Recently, on October, 22, the Aşure party has been held in Ezıç Premier, Kyrenia. It was a part of cultural program for the members of `Lions club` with traditional charity sale organized by association. For this time, Şerife Kutlu, our friend and previous President of the club, cooked Aşure on the special occasion of another Lions Club meeting. We forward special thanks to Ms Serife for her efforts and support!
During several years have I met this healthy dish here in Cyprus and were fascinated by its taste. So I decided to dig up deeper and discovered the history of Aşure. Let me share it with you…
According to the most popular version of Aşure`s origin, this delicacy dates back to Noah time (Nuh in Islam).
Allegedly, when a stock on Noah’s ark was exhausted and only some of the species rested on board, Noah gathered some edible plants and fruit from nearby debris and mixed them in a bowl to feed everyone.

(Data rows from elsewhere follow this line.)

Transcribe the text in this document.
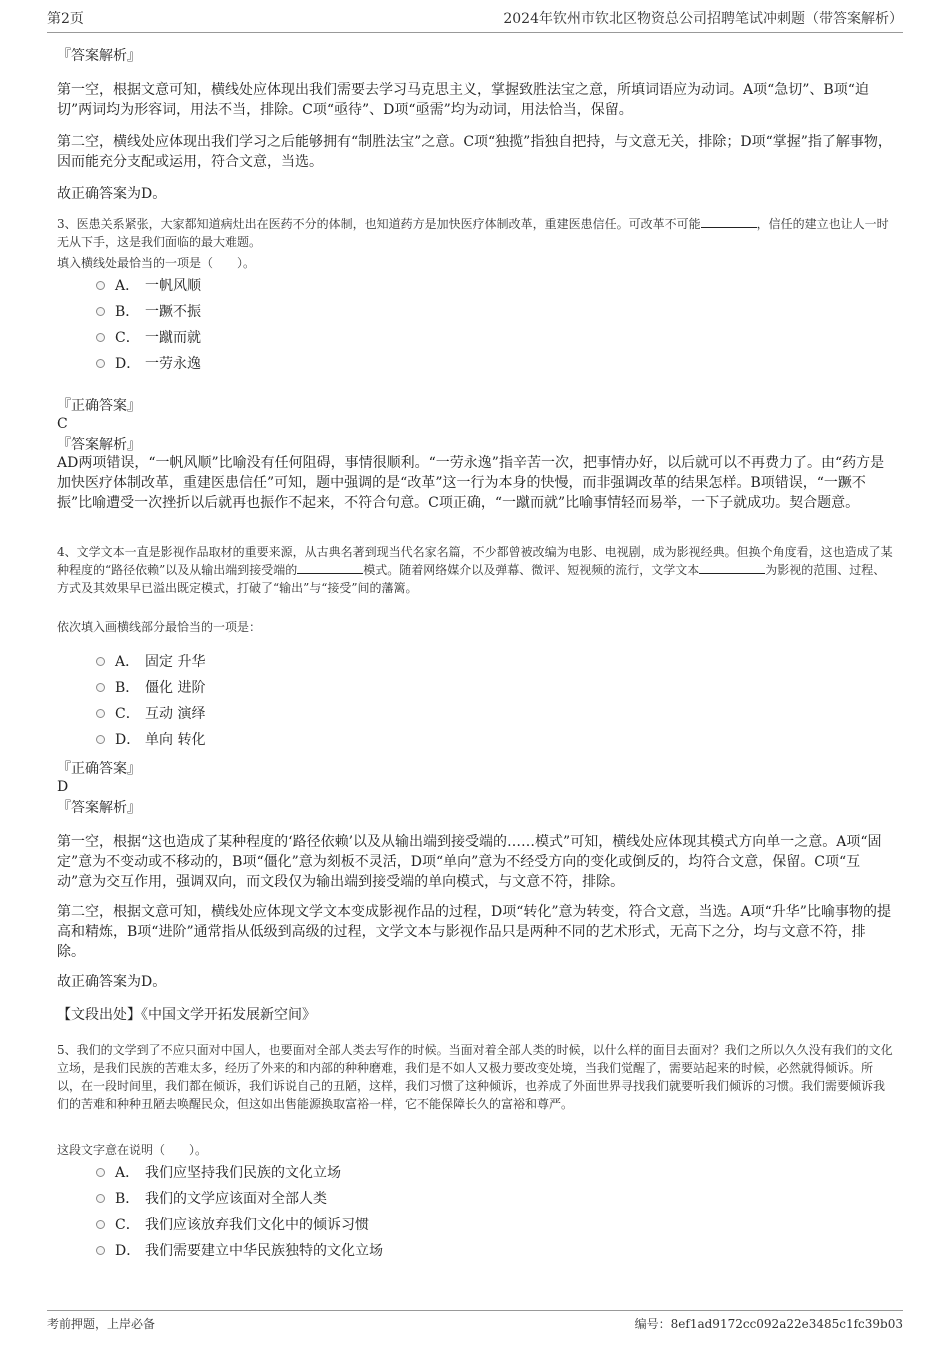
第2页	2024年钦州市钦北区物资总公司招聘笔试冲刺题（带答案解析）
『答案解析』
第一空，根据文意可知，横线处应体现出我们需要去学习马克思主义，掌握致胜法宝之意，所填词语应为动词。A项“急切”、B项“迫切”两词均为形容词，用法不当，排除。C项“亟待”、D项“亟需”均为动词，用法恰当，保留。
第二空，横线处应体现出我们学习之后能够拥有“制胜法宝”之意。C项“独揽”指独自把持，与文意无关，排除；D项“掌握”指了解事物，因而能充分支配或运用，符合文意，当选。
故正确答案为D。
3、医患关系紧张，大家都知道病灶出在医药不分的体制，也知道药方是加快医疗体制改革，重建医患信任。可改革不可能	，信任的建立也让人一时无从下手，这是我们面临的最大难题。
填入横线处最恰当的一项是（　　）。
A． 一帆风顺
B． 一蹶不振
C． 一蹴而就
D． 一劳永逸
『正确答案』
C
『答案解析』
AD两项错误，“一帆风顺”比喻没有任何阻碍，事情很顺利。“一劳永逸”指辛苦一次，把事情办好，以后就可以不再费力了。由“药方是加快医疗体制改革，重建医患信任”可知，题中强调的是“改革”这一行为本身的快慢，而非强调改革的结果怎样。B项错误，“一蹶不振”比喻遭受一次挫折以后就再也振作不起来，不符合句意。C项正确，“一蹴而就”比喻事情轻而易举，一下子就成功。契合题意。
4、文学文本一直是影视作品取材的重要来源，从古典名著到现当代名家名篇，不少都曾被改编为电影、电视剧，成为影视经典。但换个角度看，这也造成了某种程度的“路径依赖”以及从输出端到接受端的	模式。随着网络媒介以及弹幕、微评、短视频的流行，文学文本	为影视的范围、过程、方式及其效果早已溢出既定模式，打破了“输出”与“接受”间的藩篱。
依次填入画横线部分最恰当的一项是：
A． 固定 升华
B． 僵化 进阶
C． 互动 演绎
D． 单向 转化
『正确答案』
D
『答案解析』
第一空，根据“这也造成了某种程度的‘路径依赖’以及从输出端到接受端的……模式”可知，横线处应体现其模式方向单一之意。A项“固定”意为不变动或不移动的，B项“僵化”意为刻板不灵活，D项“单向”意为不经受方向的变化或倒反的，均符合文意，保留。C项“互动”意为交互作用，强调双向，而文段仅为输出端到接受端的单向模式，与文意不符，排除。
第二空，根据文意可知，横线处应体现文学文本变成影视作品的过程，D项“转化”意为转变，符合文意，当选。A项“升华”比喻事物的提高和精炼，B项“进阶”通常指从低级到高级的过程，文学文本与影视作品只是两种不同的艺术形式，无高下之分，均与文意不符，排除。
故正确答案为D。
【文段出处】《中国文学开拓发展新空间》
5、我们的文学到了不应只面对中国人，也要面对全部人类去写作的时候。当面对着全部人类的时候，以什么样的面目去面对？我们之所以久久没有我们的文化立场，是我们民族的苦难太多，经历了外来的和内部的种种磨难，我们是不如人又极力要改变处境，当我们觉醒了，需要站起来的时候，必然就得倾诉。所以，在一段时间里，我们都在倾诉，我们诉说自己的丑陋，这样，我们习惯了这种倾诉，也养成了外面世界寻找我们就要听我们倾诉的习惯。我们需要倾诉我们的苦难和种种丑陋去唤醒民众，但这如出售能源换取富裕一样，它不能保障长久的富裕和尊严。
这段文字意在说明（　　）。
A． 我们应坚持我们民族的文化立场
B． 我们的文学应该面对全部人类
C． 我们应该放弃我们文化中的倾诉习惯
D． 我们需要建立中华民族独特的文化立场
考前押题，上岸必备	编号：8ef1ad9172cc092a22e3485c1fc39b03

As a result, he prepared very tasty dish, which provided travelers with energy enough up until the fourth day of the famous voyage. They could therefore continue their journey and successfully landed on Mount Ararat soon. That’s why English people call Aşure `Noah’s pudding`.
The first aşure’s recipe consisted of 40 components. Nowadays, housewives use no more than 15 elements, or a little bit more.
These are chickpea, wheat, starch, rise, white beans, raisins, cinnamon, garnet, figs, dried apricots, nuts, milk, salt, sugar or honey.
In Turkey, as well as on Cyprus, Ashure is not only tasty dessert, but also a symbol of abundance. Moreover, it has been considered as a medicine for almost all diseases from the Ottoman Empire times. Tasty and universal panacea, though!
There is a tradition to cook Ashure in each Turkish home on Thanksgiving Day at the end of Kurban Bayram.
It seems that culinary traditions and historic motifs correlate all over the world. Armenians, for instance, have a dish named Shorva-Shorhpa, which resembles ashure. While Russian people cook Sochivo, similar to legendary Ottoman delicacy, for their national celebration of Kutya.
Back in ancient times there was a goddess of fertility named Asherah (sometimes referred to as Ashtory or Ishtar). Presumably, her name was used to designate the popular dish so that it is now called `ashure`…
Legends are amusing to explore, and which one is closer to the truth is for you to decide.
Apparently, the dish of unique qualities has also its own curious history, which unites people from different places of the world.
Create your own Ashure celebration and let it be a symbol of international Friendship!